Jaroslava Moserova: nothing to hate but hate itself

Jaroslava Moserova

Jaroslava Moserova is a woman of many talents. She is best known to many Czechs for her translations, in particular the novels of Dick Francis. For several years she was also a Czech senator and prior to that a member of the lower house of parliament, and also Czech ambassador to Australia and New Zealand. As if that weren't enough she has also had a long career as a burns specialist and was the first doctor to treat Jan Palach, the Czech student who set himself alight on Wenceslas Square in 1969. But here Jaroslava Moserova remembers back to a time before all that, when she was a little girl, growing up in wartime occupied Prague.

Jaroslava Moserova
"During the war we lost many friends, but we didn't lose any family members.
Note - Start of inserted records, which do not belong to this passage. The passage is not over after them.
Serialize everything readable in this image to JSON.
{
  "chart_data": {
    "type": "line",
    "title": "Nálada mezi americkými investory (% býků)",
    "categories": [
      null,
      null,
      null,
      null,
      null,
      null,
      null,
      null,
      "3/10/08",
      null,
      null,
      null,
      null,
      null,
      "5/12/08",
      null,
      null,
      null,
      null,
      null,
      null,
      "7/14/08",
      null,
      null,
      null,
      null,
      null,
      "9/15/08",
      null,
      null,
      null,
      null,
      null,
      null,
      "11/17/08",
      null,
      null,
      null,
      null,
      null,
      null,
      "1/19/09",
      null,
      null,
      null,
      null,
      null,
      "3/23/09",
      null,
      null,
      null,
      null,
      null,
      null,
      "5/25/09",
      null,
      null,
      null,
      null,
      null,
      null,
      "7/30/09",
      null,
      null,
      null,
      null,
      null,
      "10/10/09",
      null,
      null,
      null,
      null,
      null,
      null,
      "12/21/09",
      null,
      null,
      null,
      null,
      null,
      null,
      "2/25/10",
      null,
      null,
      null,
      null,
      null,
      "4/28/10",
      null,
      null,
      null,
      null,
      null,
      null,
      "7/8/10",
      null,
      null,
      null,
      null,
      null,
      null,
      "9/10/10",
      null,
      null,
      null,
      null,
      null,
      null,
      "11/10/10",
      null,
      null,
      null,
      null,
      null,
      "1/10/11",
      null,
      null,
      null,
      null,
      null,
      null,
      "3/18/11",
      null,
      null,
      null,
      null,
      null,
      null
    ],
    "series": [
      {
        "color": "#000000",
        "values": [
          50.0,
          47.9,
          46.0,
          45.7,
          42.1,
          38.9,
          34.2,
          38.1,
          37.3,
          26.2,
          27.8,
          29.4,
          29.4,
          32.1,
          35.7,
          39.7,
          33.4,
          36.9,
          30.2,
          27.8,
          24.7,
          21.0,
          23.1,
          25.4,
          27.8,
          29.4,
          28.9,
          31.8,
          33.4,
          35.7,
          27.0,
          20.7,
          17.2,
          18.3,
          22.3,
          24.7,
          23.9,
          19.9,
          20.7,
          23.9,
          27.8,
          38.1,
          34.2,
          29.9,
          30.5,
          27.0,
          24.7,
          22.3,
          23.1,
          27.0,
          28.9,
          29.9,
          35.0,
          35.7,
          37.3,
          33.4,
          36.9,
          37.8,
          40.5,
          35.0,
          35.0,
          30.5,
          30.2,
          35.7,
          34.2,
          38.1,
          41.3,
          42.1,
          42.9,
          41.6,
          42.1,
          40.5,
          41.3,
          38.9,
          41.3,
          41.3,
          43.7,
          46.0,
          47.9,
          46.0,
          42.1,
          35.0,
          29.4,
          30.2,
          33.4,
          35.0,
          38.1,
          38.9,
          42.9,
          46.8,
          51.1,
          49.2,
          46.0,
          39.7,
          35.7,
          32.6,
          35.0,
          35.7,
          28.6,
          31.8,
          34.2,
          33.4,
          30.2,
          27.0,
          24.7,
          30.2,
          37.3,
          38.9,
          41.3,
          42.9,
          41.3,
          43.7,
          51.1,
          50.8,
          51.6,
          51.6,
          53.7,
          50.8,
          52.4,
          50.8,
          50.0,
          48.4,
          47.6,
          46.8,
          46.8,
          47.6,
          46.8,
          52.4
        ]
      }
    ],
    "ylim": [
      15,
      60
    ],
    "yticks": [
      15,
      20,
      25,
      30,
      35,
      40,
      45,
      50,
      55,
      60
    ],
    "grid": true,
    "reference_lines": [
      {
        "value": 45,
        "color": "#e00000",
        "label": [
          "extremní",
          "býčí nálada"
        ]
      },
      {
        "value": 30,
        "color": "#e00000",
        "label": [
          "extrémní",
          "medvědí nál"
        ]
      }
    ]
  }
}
We lived in a nice house from which all our Jewish friends disappeared and were replaced by the Nazi elite. And one of the families had a little boy whose name was Werner. He was a little boy who wore the Nazi leather shorts and a knife at his side, and to us - the other children who lived in the house - he was the devil incarnate, he was a fiend. We hated him because he plagued the other children and they of course didn't dare to fight back. We truly hated him.

"And then came the end of the war, and many of the top Germans - the worst - were taken from our house to a school from which we heard shots. It was not very nice. When I was leaving the house one day, this little boy, whom we hated so much, ran towards me, caught me by the skirt, his eyes were streaming, his nose was running. He said, 'Miss, miss, please do something! My mother and father were taken to the school and I am afraid they will kill them.'

"There was nothing to be done, of course. But at that very moment, when I looked at the little boy, he was no longer the devil incarnate. He was just a little boy, who was born at the wrong time in the wrong family, and that was the moment when I realized that there is nothing to hate but hate itself."